I think it is great that people can understand these rules, and manage to 
write code where they understand how it works. But personally I wish we 
didn't use const overloading in KDE libs unless absolutely necessary. There 
are no other languages apart from C++, that use const overloading as far as I 
know, and it makes it awkward for language bindings.

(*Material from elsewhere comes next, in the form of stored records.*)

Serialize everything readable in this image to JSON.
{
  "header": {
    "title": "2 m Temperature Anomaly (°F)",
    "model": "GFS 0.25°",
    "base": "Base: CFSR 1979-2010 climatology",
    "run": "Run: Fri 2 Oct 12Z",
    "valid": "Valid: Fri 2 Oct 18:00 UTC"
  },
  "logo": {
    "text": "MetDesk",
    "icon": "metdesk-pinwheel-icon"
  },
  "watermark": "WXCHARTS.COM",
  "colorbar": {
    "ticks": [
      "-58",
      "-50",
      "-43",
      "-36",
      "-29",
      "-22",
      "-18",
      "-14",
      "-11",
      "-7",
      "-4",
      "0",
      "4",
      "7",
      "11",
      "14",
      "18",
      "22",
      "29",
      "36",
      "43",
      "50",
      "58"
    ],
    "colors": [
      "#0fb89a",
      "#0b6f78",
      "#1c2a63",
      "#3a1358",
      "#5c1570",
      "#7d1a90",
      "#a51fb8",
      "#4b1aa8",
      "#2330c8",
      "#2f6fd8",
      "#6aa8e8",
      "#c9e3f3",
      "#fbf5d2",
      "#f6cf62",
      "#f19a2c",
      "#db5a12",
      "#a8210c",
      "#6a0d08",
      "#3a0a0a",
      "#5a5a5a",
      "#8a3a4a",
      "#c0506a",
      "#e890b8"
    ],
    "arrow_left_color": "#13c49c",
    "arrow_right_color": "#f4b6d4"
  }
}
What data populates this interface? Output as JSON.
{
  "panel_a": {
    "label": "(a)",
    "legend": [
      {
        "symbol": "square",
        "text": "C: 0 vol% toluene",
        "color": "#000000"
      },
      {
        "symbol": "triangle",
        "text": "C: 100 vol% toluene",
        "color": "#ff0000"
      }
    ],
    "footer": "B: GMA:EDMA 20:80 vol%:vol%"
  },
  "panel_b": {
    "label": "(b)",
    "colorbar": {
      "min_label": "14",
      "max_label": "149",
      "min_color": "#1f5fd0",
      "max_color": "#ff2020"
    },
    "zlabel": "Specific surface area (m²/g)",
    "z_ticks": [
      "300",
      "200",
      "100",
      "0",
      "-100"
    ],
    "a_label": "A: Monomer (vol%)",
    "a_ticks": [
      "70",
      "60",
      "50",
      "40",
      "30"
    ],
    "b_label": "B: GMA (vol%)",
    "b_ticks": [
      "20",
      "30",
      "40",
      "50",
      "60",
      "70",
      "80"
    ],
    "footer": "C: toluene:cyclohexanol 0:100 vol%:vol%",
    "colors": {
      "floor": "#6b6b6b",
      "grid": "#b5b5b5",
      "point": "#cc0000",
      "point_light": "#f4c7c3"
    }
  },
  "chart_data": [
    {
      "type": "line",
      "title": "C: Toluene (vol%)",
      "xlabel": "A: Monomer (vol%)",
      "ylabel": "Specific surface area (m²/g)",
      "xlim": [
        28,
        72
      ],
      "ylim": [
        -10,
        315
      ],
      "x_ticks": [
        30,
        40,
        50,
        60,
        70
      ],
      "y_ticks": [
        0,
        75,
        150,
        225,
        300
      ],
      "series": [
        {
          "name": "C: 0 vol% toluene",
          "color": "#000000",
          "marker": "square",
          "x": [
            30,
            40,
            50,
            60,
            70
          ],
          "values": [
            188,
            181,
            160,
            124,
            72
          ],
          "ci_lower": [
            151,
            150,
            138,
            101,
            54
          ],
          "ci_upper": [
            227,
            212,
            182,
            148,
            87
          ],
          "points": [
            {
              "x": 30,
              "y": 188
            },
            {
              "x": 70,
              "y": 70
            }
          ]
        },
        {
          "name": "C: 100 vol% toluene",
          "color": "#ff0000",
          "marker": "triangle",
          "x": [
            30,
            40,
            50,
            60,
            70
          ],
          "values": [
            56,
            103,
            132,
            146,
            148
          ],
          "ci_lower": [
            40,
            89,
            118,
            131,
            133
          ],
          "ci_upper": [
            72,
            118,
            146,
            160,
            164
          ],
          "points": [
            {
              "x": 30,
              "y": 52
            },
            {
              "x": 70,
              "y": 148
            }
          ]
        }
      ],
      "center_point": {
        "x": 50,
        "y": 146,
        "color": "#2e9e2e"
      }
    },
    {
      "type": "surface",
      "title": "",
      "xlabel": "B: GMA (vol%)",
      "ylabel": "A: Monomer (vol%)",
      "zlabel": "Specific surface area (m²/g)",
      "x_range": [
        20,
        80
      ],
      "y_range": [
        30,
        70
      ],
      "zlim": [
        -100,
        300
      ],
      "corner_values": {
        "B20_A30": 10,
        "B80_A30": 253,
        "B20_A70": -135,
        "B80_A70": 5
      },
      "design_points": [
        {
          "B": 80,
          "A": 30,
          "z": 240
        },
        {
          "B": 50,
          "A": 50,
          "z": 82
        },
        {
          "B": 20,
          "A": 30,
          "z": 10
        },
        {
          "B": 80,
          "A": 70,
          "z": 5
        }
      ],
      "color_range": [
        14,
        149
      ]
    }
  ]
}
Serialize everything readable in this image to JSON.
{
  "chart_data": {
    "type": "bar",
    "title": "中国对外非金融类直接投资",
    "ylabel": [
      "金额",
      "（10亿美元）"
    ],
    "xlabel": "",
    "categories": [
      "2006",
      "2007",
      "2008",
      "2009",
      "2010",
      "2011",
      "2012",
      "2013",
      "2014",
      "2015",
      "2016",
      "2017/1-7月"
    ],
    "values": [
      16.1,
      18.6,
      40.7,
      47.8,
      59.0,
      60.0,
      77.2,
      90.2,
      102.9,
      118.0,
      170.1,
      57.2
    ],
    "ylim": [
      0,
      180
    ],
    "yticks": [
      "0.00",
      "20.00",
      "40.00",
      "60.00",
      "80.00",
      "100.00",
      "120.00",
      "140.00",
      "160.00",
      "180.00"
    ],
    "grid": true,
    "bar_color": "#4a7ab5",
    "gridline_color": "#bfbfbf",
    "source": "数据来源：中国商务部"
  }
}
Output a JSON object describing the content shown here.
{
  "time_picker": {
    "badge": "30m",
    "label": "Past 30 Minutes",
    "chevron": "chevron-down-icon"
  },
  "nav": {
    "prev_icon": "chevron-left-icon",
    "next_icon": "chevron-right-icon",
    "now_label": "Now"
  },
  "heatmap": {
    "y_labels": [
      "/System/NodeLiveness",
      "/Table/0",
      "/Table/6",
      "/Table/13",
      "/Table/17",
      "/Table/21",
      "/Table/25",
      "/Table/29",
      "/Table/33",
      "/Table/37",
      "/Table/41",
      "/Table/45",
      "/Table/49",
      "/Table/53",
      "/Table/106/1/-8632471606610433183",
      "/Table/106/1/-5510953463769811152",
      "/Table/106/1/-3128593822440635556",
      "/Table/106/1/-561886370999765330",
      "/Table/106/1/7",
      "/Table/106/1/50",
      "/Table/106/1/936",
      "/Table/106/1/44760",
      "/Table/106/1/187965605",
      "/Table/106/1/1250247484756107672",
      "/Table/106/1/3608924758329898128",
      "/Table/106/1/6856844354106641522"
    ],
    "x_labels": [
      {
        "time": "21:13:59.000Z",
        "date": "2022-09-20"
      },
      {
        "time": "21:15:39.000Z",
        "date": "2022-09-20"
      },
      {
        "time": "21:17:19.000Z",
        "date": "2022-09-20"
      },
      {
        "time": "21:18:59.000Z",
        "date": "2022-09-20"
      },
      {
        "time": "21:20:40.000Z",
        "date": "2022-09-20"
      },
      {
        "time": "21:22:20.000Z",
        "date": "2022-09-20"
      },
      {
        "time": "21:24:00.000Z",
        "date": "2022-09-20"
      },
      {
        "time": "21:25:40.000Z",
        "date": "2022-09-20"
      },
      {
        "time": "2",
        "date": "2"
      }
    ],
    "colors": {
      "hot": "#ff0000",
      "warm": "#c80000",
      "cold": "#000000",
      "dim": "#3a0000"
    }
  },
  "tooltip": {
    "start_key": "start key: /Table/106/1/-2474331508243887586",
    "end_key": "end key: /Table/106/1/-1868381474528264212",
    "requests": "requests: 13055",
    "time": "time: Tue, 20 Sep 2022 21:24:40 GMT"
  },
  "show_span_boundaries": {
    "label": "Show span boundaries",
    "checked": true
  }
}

Here are the const/non-const method overloads in the kde headers, with the 
comments extracted. Most of them do the same thing according to the comments. 
Only two or  three actually have different behaviour. I would prefer that we 
deprecate one of the const or non-const methods that are the same at least.

-- Richard


   /**
     * Returns an object for the named subgroup.
     *
     * @param group the group to open. Pass a null string on to the KConfig
     *   object to obtain a handle on the root group.
     * @return The list of groups.
     **/
    KConfigGroup group(const QByteArray &group);
    KConfigGroup group(const QString &group);
    KConfigGroup group(const char *group);

    /**
     * @overload
     **/
    const KConfigGroup group(const QByteArray &group) const;
    const KConfigGroup group(const QString &group) const;
    const KConfigGroup group(const char *group) const;

    /**
     * Return the config object that this group belongs to.
     */
    KConfig* config();
    const KConfig* config() const;


  /**
   * Return the @ref KConfig object used for reading and writing the settings.
   */
  KConfig *config();

  /**
   * Return the @ref KConfig object used for reading and writing the settings.
   */
  const KConfig *config() const;

/**
   * Sets the desktop action group.
   * @param group the new action group
   */
  KConfigGroup actionGroup(const QString &group);

  const KConfigGroup actionGroup(const QString &group) const;


   /**
     * Returns the context menu associated with this menu
     * The data property of all actions inserted into the context menu is 
modified
     * all the time to point to the action and menu it has been shown for
     */
    QMenu* contextMenu();

    /**
     * Returns the context menu associated with this menu
     */
    const QMenu* contextMenu() const;


    /**
     * Returns the page widget of the dialog or 0 if no page widget is set.
     */
    KPageWidget *pageWidget();

    /**
     * Returns the page widget of the dialog or 0 if no page widget is set.
     */
    const KPageWidget *pageWidget() const;



    /**
     * @return the axis of the specified @p type, or 0 if no axis has been 
set.
     * @sa Axis
     */
    KPlotAxis* axis( Axis type );

    /**
     * @return the axis of the specified @p type, or 0 if no axis has been 
set.
     * @sa Axis
     */
    const KPlotAxis* axis( Axis type ) const;


        /**
         * Returns the QProgressBar used in this dialog.
         * To set the number of steps or other progress bar related
         * settings, access the QProgressBar object directly via this method.
         */
        QProgressBar *progressBar();

        /**
         * Returns the QProgressBar used in this dialog.
         * To set the number of steps or other progress bar related
         * settings, access the QProgressBar object directly via this method.